2021-06-04T13:38:37.720560086Z crunch-run 2.1.2 (go1.13.4) started
2021-06-04T13:38:37.720608151Z Executing container 'XXXXX-YYYYY-frdkk54nkyfvj6t'
2021-06-04T13:38:37.720620649Z Executing on host 'ip-172-31-8-234'
2021-06-04T13:38:37.871064526Z Fetching Docker image from collection 'fa39675198e1beb683f02cdc1aca75f2+261'
2021-06-04T13:38:37.897990135Z Using Docker image id 'sha256:361f55a39518e271a49368671e32ac2f17a447ddd72c56aef675a29aff7350bf'
2021-06-04T13:38:37.916400168Z Loading Docker image from keep
2021-06-04T13:38:37.871204475Z notice: reading stats from /sys/fs/cgroup/cpuacct/cgroup.procs
2021-06-04T13:38:37.871246154Z notice: reading stats from /sys/fs/cgroup/memory/memory.stat
2021-06-04T13:38:37.871462157Z mem 810102784 cache 0 swap 1815 pgmajfault 200908800 rss
2021-06-04T13:38:37.871498468Z notice: reading stats from /sys/fs/cgroup/cpuacct/cpuacct.stat
2021-06-04T13:38:37.871566828Z notice: reading stats from /sys/fs/cgroup/cpuset/cpuset.cpus
2021-06-04T13:38:37.871604624Z cpu 13.0700 user 12.5800 sys 2 cpus
2021-06-04T13:38:37.871804598Z net:docker0 0 tx 0 rx
2021-06-04T13:38:37.871811980Z net:ens5 295569 tx 95783318 rx
2021-06-04T13:38:44.096959603Z error in Run: While loading container image: While loading container image into Docker: error during connect: Post http://%2Fvar%2Frun%2Fdocker.sock/v1.21/images/load?quiet=1: EOF
2021-06-04T13:38:44.127642455Z error in CaptureOutput: error scanning files to copy to output: open .arvados#collection: no such file or directory
2021-06-04T13:38:44.127687005Z Cancelled
2021-06-04T13:38:44.740122288Z crunch-run finished

This failure is pretty harmless; the container will get retried.

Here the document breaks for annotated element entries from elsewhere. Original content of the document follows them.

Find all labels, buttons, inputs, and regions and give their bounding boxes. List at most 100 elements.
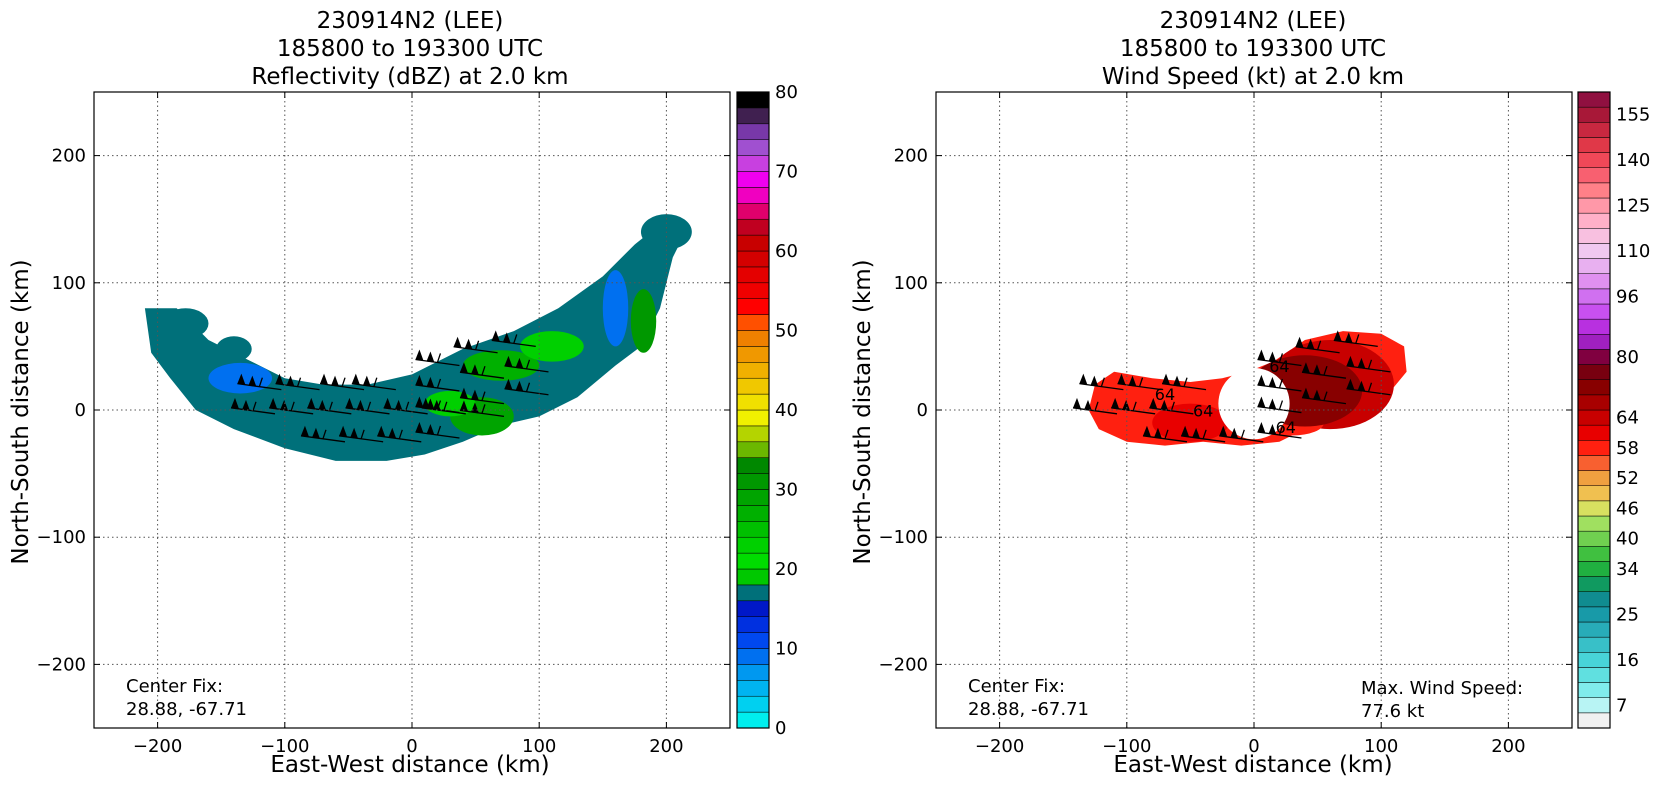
colorbar-segment (1577, 636, 1611, 653)
x-tick-label: 0 (406, 736, 417, 757)
wind-barb (307, 397, 352, 415)
colorbar-segment (1577, 455, 1611, 471)
y-tick-label: 100 (894, 273, 928, 294)
y-tick-label: 0 (75, 400, 86, 421)
colorbar-segment (1577, 530, 1611, 547)
wind-barb (230, 397, 276, 415)
colorbar-segment (1577, 167, 1611, 184)
wind-barb (275, 373, 320, 391)
colorbar-segment (1577, 424, 1611, 441)
colorbar-frame (1577, 91, 1611, 729)
contour-label: 64 (1155, 385, 1175, 404)
colorbar-segment (1577, 682, 1611, 698)
colorbar-segment (1577, 137, 1611, 153)
reflectivity-cell (462, 350, 540, 381)
center-fix-label: Center Fix: (968, 676, 1065, 697)
colorbar-tick-label: 30 (775, 480, 798, 501)
colorbar-segment (1577, 485, 1611, 502)
x-axis-label: East-West distance (km) (1113, 752, 1392, 778)
wind-barb (1333, 330, 1378, 348)
x-tick-label: 200 (649, 736, 683, 757)
wind-barb (339, 425, 384, 443)
colorbar-tick-label: 16 (1616, 650, 1639, 671)
colorbar-segment (736, 218, 770, 236)
wind-barb (1257, 349, 1302, 367)
colorbar-tick-label: 80 (1616, 347, 1639, 368)
colorbar-segment (1577, 212, 1611, 229)
wind-barb (1346, 355, 1391, 373)
y-axis-label: North-South distance (km) (8, 259, 34, 564)
colorbar-tick-label: 50 (775, 321, 798, 342)
colorbar-segment (736, 346, 770, 363)
contour-label: 64 (1193, 401, 1213, 420)
x-tick-label: −100 (260, 736, 309, 757)
wind-barb (1346, 378, 1391, 396)
colorbar-segment (736, 473, 770, 490)
wind-barb (1072, 397, 1118, 415)
reflectivity-cell (162, 308, 209, 339)
colorbar-segment (1577, 228, 1611, 244)
reflectivity-cell (602, 270, 629, 347)
colorbar-segment (736, 616, 770, 633)
colorbar-segment (736, 711, 770, 729)
colorbar-segment (1577, 318, 1611, 335)
colorbar-tick-label: 110 (1616, 241, 1650, 262)
wind-barb (383, 397, 428, 415)
max-wind-label: Max. Wind Speed: (1361, 678, 1523, 699)
colorbar-frame (736, 91, 770, 729)
panel-reflectivity: 230914N2 (LEE) 185800 to 193300 UTC Refl… (8, 8, 798, 778)
y-tick-label: 0 (917, 400, 928, 421)
colorbar-segment (1577, 288, 1611, 305)
wind-barb (1142, 425, 1188, 443)
x-tick-label: −200 (975, 736, 1024, 757)
colorbar-tick-label: 40 (1616, 529, 1639, 550)
colorbar-segment (736, 695, 770, 713)
wind-barb (459, 362, 505, 379)
colorbar-segment (1577, 91, 1611, 108)
panel-title-line-1: 230914N2 (LEE) (317, 8, 504, 34)
wind-barb (1181, 425, 1226, 443)
wind-barb (1257, 374, 1302, 392)
colorbar-tick-label: 70 (775, 162, 798, 183)
contour-label: 64 (1276, 418, 1296, 437)
colorbar-segment (1577, 349, 1611, 365)
wind-barb (1117, 373, 1162, 391)
wind-barb (491, 330, 536, 348)
wind-barb (319, 373, 365, 391)
wind-barb (377, 425, 422, 443)
colorbar-tick-label: 155 (1616, 105, 1650, 126)
colorbar-tick-label: 7 (1616, 695, 1627, 716)
colorbar-segment (736, 234, 770, 252)
colorbar-segment (736, 91, 770, 109)
wind-cell (1152, 403, 1229, 442)
y-axis-label: North-South distance (km) (850, 259, 876, 564)
wind-barb (453, 336, 498, 354)
colorbar-tick-label: 34 (1616, 559, 1639, 580)
colorbar-segment (1577, 379, 1611, 396)
wind-barb (269, 397, 314, 415)
colorbar-segment (1577, 652, 1611, 668)
wind-barb (1161, 373, 1207, 391)
colorbar-segment (1577, 106, 1611, 123)
colorbar-segment (736, 171, 770, 188)
colorbar-segment (736, 632, 770, 649)
wind-barb (351, 373, 396, 391)
colorbar-tick-label: 25 (1616, 604, 1639, 625)
colorbar-segment (1577, 697, 1611, 714)
colorbar-segment (1577, 606, 1611, 623)
colorbar-segment (736, 314, 770, 331)
colorbar-segment (736, 536, 770, 554)
colorbar-tick-label: 20 (775, 559, 798, 580)
wind-barb (345, 397, 390, 415)
y-tick-label: 200 (894, 146, 928, 167)
colorbar-segment (736, 648, 770, 665)
wind-barb (415, 374, 460, 392)
colorbar-segment (1577, 258, 1611, 274)
colorbar-segment (736, 568, 770, 586)
wind-barb (415, 421, 460, 439)
center-fix-value: 28.88, -67.71 (126, 699, 247, 720)
colorbar-segment (1577, 515, 1611, 532)
colorbar-segment (1577, 712, 1611, 729)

But sometimes the effect is more serious: we've seen jobs where the BootProbeCommand says OK (docker is up and ready), while the `ensure-encrypted-partitions.sh` is still encrypting/mounting the scratch space. Meanwhile a (tiny) docker image is loaded and a container started. A few seconds in, `ensure-encrypted-partitions.sh` stops and restarts docker, which leads to a cryptic "Container exited with code: 137" (aka it was killed) and the container fails, no retries.

The workaround is simple, update the BootProbeCommand to

BootProbeCommand: ls /arvados-compute-node-boot.complete

The cleanest fix would probably be to update the `build.sh` so that it disables the docker service. That way it would not be started on boot, and only be started when `ensure-encrypted-partitions.sh` is really done.